AI Models & Releases
-
Claude Fable 5 and Claude Mythos 5: Anthropic’s new flagship pair. Fable 5 is the general-purpose model with safeguards that reroute sensitive cyber and biology questions to Opus 4.8, while Mythos 5 is the same model with those guardrails removed for vetted researchers and cyber pros. Also the two models that got caught in the government ban above.
-
Introducing Claude Sonnet 5: The most agentic Sonnet yet, landing close to Opus 4.8 on performance while staying cheaper and safer than Sonnet 4.6. Haven’t really tested it yet but i’ve heard the vibes were off.
-
Previewing GPT-5.6 Sol: OpenAI’s next generation comes as a trio: Sol (flagship), Terra (balanced and cheaper), and Luna (fast and cheap), plus a new ultra mode that spins up subagents. Because of its stronger cyber capabilities, OpenAI previewed it to the US government first and is only releasing it to a small group of approved partners, an access process even OpenAI says shouldn’t become the default (CBC has more about the politics).
-
Apple introduces Siri AI: A fully rebuilt Siri with personal context and real world knowledge across Apple devices, leaning on on-device processing and Private Cloud Compute for privacy. Only took them a few years.
AI Tools & Agents
-
Strava launches an MCP connector: Strava shipped an MCP connector so athletes can sync their training history straight into Claude. After years of fighting their API (and the T&C changes that killed off a bunch of apps), it’s great to see an MCP anyone can use.
-
Uber caps usage of AI tools like Claude Code: Uber set a $1,500 monthly cap per AI coding tool (per engineer) after burning through its 2026 budget in four months. Simon’s quick math tells us that each employee’s AI spending cap is ~11% of the median compensation package. Good benchmark for other companies to use.
-
Claude Code now supports artifacts: You can build and share artifacts right from Claude Code. Finally a smoother way to pass work between devs and the rest of the company.
-
Composing a new platform for agent-first devices: Microsoft’s Project Solara is a chip-to-cloud platform for agent-first devices, the idea being you can spin up specialized computers without rebuilding the whole stack every time. Exciting to see where that goes.
-
ponytail: Makes your AI agent think like the laziest senior dev in the room, since the best code is the code you never wrote. Citing Dwight’s wise words: “Michael always said, K.I.S.S. Keep it simple, stupid. Great advice, hurts my feelings every time.”
Security & Privacy
-
Hackers simply asked Meta AI for access to high-profile Instagram accounts: Attackers just asked Meta’s support chatbot to change the email on target accounts, and it did. Worse, there’s no way to escalate to a human once the bot hands your account away.
-
Prompt Injection as Role Confusion: Models can’t reliably tell their own system instructions from user input, they mostly go on formatting and style. So an attacker who mimics the model’s internal voice can slip right past the guardrails. Scary but fascinating stuff.
-
Claude Code Is Steganographically Marking Requests: A researcher found Claude Code quietly swapping the apostrophe and date separator in “Today’s date is…” to flag resellers and gateways. Is Claude fingerprinting us? This whole thing also sent me straight to a rabbit hole about printer tracker dots.

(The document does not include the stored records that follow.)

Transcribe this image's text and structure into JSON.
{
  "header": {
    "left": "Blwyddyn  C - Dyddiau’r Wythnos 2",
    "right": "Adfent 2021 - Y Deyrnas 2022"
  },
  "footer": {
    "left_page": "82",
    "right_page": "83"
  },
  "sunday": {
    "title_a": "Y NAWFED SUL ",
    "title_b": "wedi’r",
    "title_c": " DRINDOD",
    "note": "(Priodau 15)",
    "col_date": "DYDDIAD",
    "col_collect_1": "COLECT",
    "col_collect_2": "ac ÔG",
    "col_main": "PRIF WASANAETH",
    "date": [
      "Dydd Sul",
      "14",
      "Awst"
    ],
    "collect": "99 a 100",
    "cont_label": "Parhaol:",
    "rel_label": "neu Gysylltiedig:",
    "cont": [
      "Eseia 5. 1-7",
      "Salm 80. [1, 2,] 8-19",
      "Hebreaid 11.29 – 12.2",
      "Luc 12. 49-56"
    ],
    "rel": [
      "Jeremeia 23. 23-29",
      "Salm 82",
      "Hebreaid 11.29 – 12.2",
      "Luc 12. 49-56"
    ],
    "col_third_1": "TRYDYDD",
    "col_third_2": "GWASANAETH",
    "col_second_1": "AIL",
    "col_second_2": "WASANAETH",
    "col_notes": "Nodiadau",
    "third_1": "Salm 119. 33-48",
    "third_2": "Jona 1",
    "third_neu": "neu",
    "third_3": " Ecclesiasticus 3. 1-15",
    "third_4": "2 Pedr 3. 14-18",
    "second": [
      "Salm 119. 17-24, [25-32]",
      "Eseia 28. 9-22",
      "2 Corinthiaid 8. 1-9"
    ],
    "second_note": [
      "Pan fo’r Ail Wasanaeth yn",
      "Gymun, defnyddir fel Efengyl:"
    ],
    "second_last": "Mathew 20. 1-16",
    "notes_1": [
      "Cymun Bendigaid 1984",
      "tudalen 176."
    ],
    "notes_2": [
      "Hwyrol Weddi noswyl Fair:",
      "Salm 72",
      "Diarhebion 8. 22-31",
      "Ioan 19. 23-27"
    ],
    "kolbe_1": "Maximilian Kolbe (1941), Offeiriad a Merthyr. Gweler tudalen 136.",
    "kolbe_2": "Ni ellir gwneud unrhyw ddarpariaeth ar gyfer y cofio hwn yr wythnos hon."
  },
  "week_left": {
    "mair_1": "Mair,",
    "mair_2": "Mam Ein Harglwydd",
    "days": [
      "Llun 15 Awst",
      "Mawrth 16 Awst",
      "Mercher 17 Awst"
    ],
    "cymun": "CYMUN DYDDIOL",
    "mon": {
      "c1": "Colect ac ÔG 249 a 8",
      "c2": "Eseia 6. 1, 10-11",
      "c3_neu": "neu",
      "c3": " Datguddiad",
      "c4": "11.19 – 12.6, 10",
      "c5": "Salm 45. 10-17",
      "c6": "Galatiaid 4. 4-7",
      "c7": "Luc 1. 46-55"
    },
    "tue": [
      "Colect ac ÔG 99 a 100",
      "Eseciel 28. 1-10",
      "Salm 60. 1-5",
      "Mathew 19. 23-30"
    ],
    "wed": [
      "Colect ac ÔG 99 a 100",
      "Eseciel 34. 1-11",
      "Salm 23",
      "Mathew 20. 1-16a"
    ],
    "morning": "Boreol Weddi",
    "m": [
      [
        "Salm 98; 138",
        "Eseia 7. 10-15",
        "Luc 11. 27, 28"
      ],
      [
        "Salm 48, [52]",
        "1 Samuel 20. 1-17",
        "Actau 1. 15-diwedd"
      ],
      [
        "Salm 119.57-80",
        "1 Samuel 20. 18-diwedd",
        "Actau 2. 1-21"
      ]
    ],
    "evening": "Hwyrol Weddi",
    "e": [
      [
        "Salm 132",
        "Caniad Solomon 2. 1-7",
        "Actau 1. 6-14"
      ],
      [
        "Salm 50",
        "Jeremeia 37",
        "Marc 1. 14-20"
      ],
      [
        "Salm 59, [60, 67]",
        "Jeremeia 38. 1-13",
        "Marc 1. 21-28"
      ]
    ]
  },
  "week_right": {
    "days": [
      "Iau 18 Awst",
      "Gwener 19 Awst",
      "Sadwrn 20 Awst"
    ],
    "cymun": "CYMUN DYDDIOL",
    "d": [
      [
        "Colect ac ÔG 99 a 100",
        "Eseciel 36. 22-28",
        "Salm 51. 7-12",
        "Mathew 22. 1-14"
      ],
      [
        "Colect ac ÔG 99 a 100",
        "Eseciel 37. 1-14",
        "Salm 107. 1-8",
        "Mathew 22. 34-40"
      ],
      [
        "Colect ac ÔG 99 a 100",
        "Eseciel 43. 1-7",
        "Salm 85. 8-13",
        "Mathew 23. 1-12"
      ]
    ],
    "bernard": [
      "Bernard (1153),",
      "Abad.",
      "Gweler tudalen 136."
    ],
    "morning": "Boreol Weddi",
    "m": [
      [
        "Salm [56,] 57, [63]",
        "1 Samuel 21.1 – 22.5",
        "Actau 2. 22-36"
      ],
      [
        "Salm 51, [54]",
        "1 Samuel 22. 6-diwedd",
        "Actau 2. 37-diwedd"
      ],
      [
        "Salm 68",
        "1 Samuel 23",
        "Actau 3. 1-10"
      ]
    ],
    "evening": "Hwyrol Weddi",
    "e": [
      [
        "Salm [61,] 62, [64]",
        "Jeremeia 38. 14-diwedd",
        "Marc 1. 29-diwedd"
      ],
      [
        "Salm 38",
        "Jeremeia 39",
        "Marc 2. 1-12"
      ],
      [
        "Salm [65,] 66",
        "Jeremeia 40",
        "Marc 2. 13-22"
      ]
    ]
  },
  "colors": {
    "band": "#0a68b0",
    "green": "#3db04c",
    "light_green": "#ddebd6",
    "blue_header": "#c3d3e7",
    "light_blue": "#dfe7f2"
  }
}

Ideas & Interesting Corners
-
Is there a good way to write with AI?: Great and balanced piece by Hilary Gridley on writing with AI. For once it’s not “all AI is slop and we’re doomed.” Gotta love the nuance.
-
How the Open Knowledge Format can improve data sharing: Google’s pitching a standard format for sharing structured knowledge. Basically formalizing what we’ve all been building in our own stacks with Obsidian and Claude.
-
A New Era of Midjourney: Midjourney is moving into medical, and it’s truly out of a sci-fi movie. It does sound incredible, though. More of my thoughts in Wait, Midjourney is building a what now?
-
The AI Compass: A “which AI archetype are you” quiz, like the Buzzfeed Harry Potter house thing but about AI. Love all the archetypes.